The Port of Rotterdam has announced that container cargo from Africa, the Middle East, India and Pakistan will only be collected via the Secure Chain in the Port of Rotterdam.

From 1 October 2024, major shipping lines will no longer issue PIN codes.

Containers from these sailing areas will always be released via the new approach. Only hauliers, rail operators and barge operators previously authorised via the Secure Chain will be able to access the terminals.

The introduction for the regions of Africa, the Middle East, India and Pakistan constitutes the third phase in the rollout of the Secure Chain in Rotterdam. The new approach has already been in use for container cargo from Latin America since 1 April.
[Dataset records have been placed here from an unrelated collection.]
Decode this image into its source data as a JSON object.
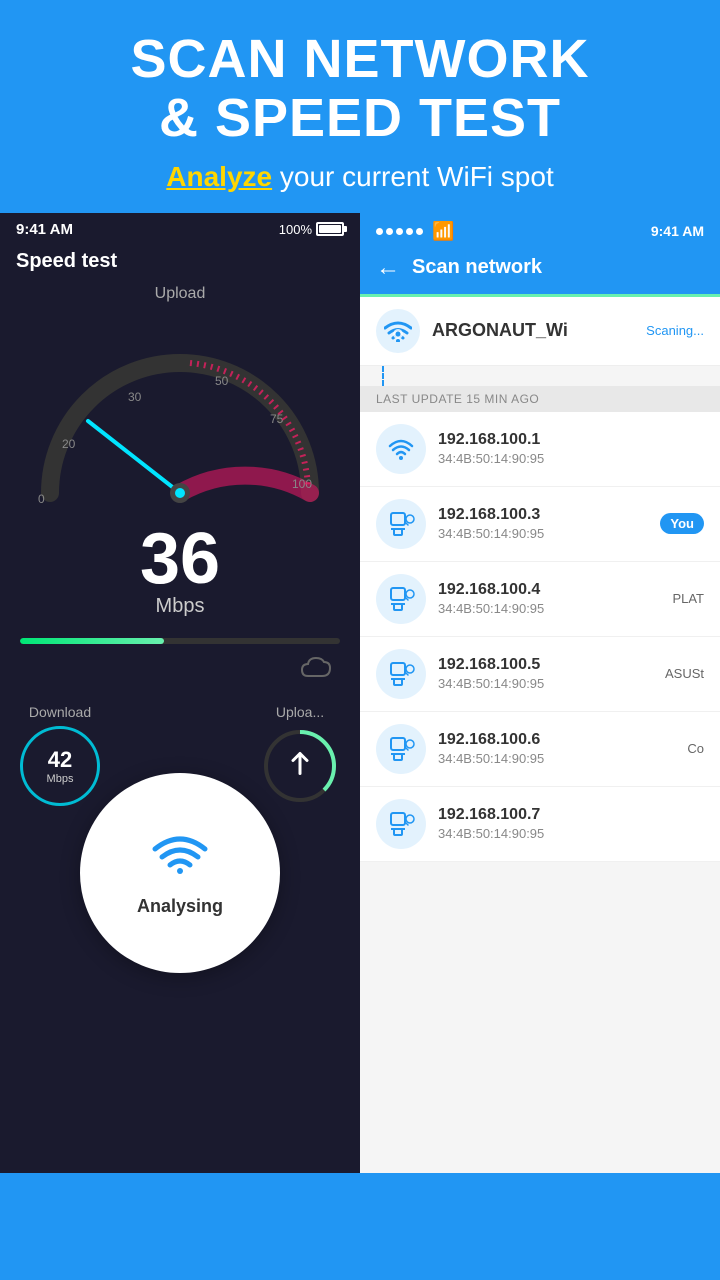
{
  "header": {
    "title_line1": "SCAN NETWORK",
    "title_line2": "& SPEED TEST",
    "subtitle_highlight": "Analyze",
    "subtitle_rest": " your current WiFi spot"
  },
  "left_phone": {
    "status_bar": {
      "time": "9:41 AM",
      "battery": "100%"
    },
    "title": "Speed test",
    "upload_label": "Upload",
    "speed_number": "36",
    "speed_unit": "Mbps",
    "download_label": "Download",
    "upload_stat_label": "Uploa...",
    "download_value": "42",
    "download_unit": "Mbps",
    "analysing_text": "Analysing"
  },
  "right_phone": {
    "status_bar": {
      "time": "9:41 AM"
    },
    "nav_title": "Scan network",
    "network_name": "ARGONAUT_Wi",
    "scanning_label": "Scaning...",
    "last_update": "LAST UPDATE 15 MIN AGO",
    "devices": [
      {
        "ip": "192.168.100.1",
        "mac": "34:4B:50:14:90:95",
        "type": "router",
        "badge": ""
      },
      {
        "ip": "192.168.100.3",
        "mac": "34:4B:50:14:90:95",
        "type": "computer",
        "badge": "You"
      },
      {
        "ip": "192.168.100.4",
        "mac": "34:4B:50:14:90:95",
        "type": "computer",
        "badge": "PLAT"
      },
      {
        "ip": "192.168.100.5",
        "mac": "34:4B:50:14:90:95",
        "type": "computer",
        "badge": "ASUSt"
      },
      {
        "ip": "192.168.100.6",
        "mac": "34:4B:50:14:90:95",
        "type": "computer",
        "badge": "Co"
      },
      {
        "ip": "192.168.100.7",
        "mac": "34:4B:50:14:90:95",
        "type": "computer",
        "badge": ""
      }
    ]
  },
  "colors": {
    "primary": "#2196F3",
    "accent_yellow": "#FFD600",
    "accent_green": "#69f0ae",
    "dark_bg": "#1a1a2e",
    "light_bg": "#f5f5f5"
  }
}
North America will follow on 1 July.

The process of connecting companies with cargo from this sailing area is proceeding smoothly, according to the port. Ultimately, the Secure Chain will be used for the release of containers from all shipping areas.

All the major deepsea shipping lines have adopted the Secure Chain: CMA CGM, COSCO Shipping, Evergreen, Hapag-Lloyd (via Secure Container Release), HMM, Maersk, Marfret, MSC, ONE, OOCL, Yang Ming and ZIM.

READ: Port of Rotterdam introduces Secure Chain

Since its launch, almost 275,000 containers have been handled via the Secure Chain. Approximately 950 shippers/ship agents and 800 inland operators have already adopted the new, secure operational approach.

The initiative for connecting to the Secure Chain lies with the shipping lines; they will each approach their customers individually. Shippers and ship agents who do not want to wait can also proactively contact their shipping line. Doing so means they are immediately assured of a secure and reliable operational approach.

READ: Port of Rotterdam appoints new representative in Southwest Germany

The Secure Chain is a cooperation between the business community and authorities to digitally boost the resilience of the port logistics processes. One of its most significant components is the more secure and reliable release and collection of import containers in Dutch ports.

To a great degree, the Secure Chain works via the Port Community System of Portbase, the neutral logistics platform for the Dutch ports.

Last month, the Port of Rotterdam announced that Zeevonk II will construct an electrolyser on the Maasvlakte for converting wind farm energy to green hydrogen.